Is there a proportioning valve between the front and rear systems that should be replaced?
A: Obviously, the rear brakes on your Olds aren’t doing their share of the work or the rear discs would be as shiny and rust-free as the fronts. The proportioning between the front and rear brakes is achieved by the varying diameters of the pistons in the respective calipers, and (in some vehicles) by a separate proportioning valve. Other vehicles also use a check valve that maintains a minimum pressure in the rear brake lines to reduce pedal travel.
If there isn’t a pound or two of residual pressure in the lines, the rear pads will work their way back into the calipers a few thousandths of an inch because of brake disc run-out, which is normal. If so, most of your initial brake pedal travel just gets the pads back to where they belong. The check valves in your car are inside the master cylinder. You car has enough mileage on it to justify replacing the entire master cylinder.
Dear Mike: I have a ‘97 Cadillac STS, 172,850 miles, with a slow oil leak. The mechanic at the dealership says it is a high-pressure leak as it is not noticeable. But I lose about a quart of oil every 3,000 miles to 4,000 miles. The mechanic tells my wife that he needs to fix this before the engine blows up.
A: Keep that mechanic away from your wife. There are no slow high-pressure leaks. Losing one quart every 3,000 miles to 4,000 miles isn’t much of a leak. In fact, that’s in the category of normal oil consumption, especially for a vehicle well into its second centennial. When the mechanic says it is not noticeable, does he mean that it isn’t making a puddle under the car?

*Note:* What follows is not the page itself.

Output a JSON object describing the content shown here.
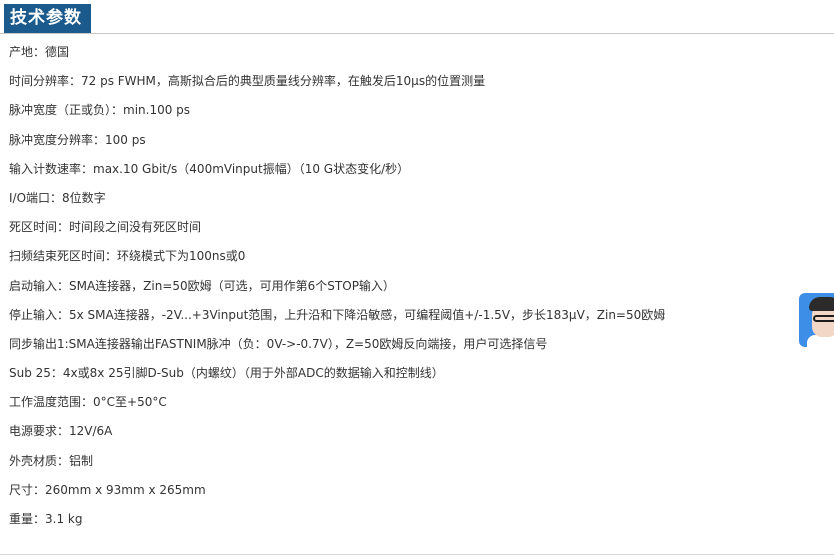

If so, just drive the car, check the oil every thousand miles or so, and stop worrying.
Dear Mike: I have a 2000 Mitsubishi Galant ES, and my dealership mechanic told me I need to replace the timing belt ASAP, especially since I live in Florida and it may be cracking due to the hot weather — even though I only have 30,000 miles on the car. The mechanic says he’ll give me a discount price of $400 including labor, etc. Do I need to do this right now, and is the price in the correct range for this type of work? Can he check the belt to see if it is cracked or not before I commit to doing the work?
A: The price you’ve been quoted is pretty much on target. But I wouldn’t be in a hurry to replace it before Mitsubishi’s recommended interval.

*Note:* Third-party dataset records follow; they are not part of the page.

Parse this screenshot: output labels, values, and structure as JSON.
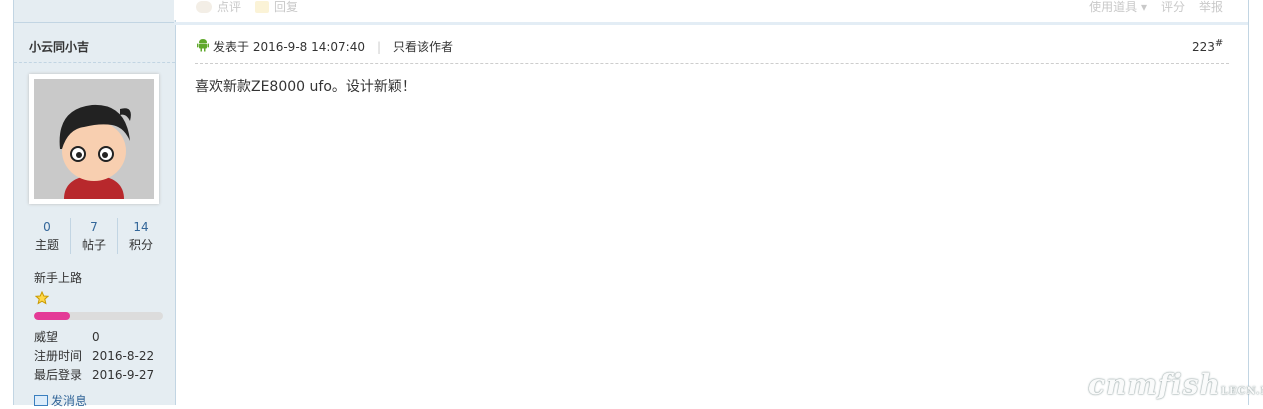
{
  "top_actions": {
    "comment": "点评",
    "reply": "回复",
    "tools": "使用道具",
    "rate": "评分",
    "report": "举报"
  },
  "user": {
    "name": "小云同小吉",
    "stats": [
      {
        "num": "0",
        "label": "主题"
      },
      {
        "num": "7",
        "label": "帖子"
      },
      {
        "num": "14",
        "label": "积分"
      }
    ],
    "level": "新手上路",
    "progress": 0.28,
    "info": [
      {
        "key": "威望",
        "val": "0"
      },
      {
        "key": "注册时间",
        "val": "2016-8-22"
      },
      {
        "key": "最后登录",
        "val": "2016-9-27"
      }
    ],
    "send_msg": "发消息"
  },
  "post": {
    "posted_label": "发表于 2016-9-8 14:07:40",
    "only_author": "只看该作者",
    "floor": "223",
    "floor_mark": "#",
    "body": "喜欢新款ZE8000 ufo。设计新颖！"
  },
  "watermark": {
    "text": "cnmfish",
    "suffix": "LECN.NET"
  }
}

Dear Mike: Like many people interested in keeping their vehicle a long time, I liked to use synthetic oil from the start. But with the high cost I would like to take advantage of synthetic’s long life and only change the oil once a year. But this would void my warranty.
Is it worth switching to synthetic after several years with petroleum-based oil? Why haven’t car manufacturers come into the 21st century in regards to using synthetic?

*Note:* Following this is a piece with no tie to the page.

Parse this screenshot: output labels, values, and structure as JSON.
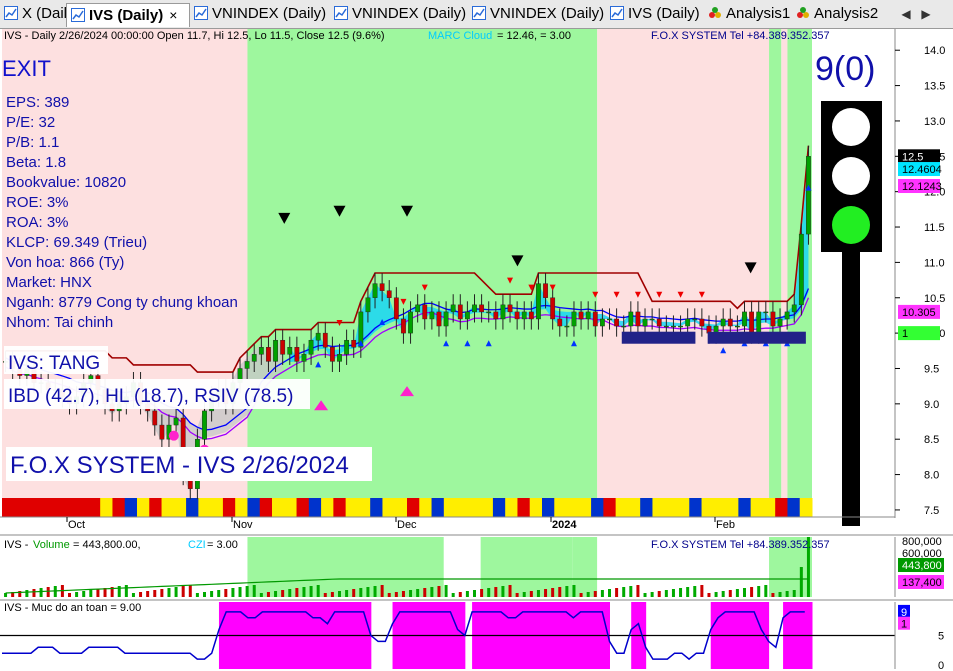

A: Several car manufacturers have already switched to synthetics for factory fill. But although synthetics are superior, they still need regular changing. It is not a good place to save money.
Dear Mike: I have a 1985 Evinrude outboard engine and I’m wondering what affect fuel with ethanol will have, if any, on its performance or maintenance issues.
A: A small percentage of ethanol won’t have much affect. More will make the engine run lean — and two-strokes are not very tolerant of running lean. So stick with fuel that is less then 10 percent alcohol. And don’t overdo the oil in the gas — this also makes the engine run leaner. Use the manufacturer’s recommended fuel mix.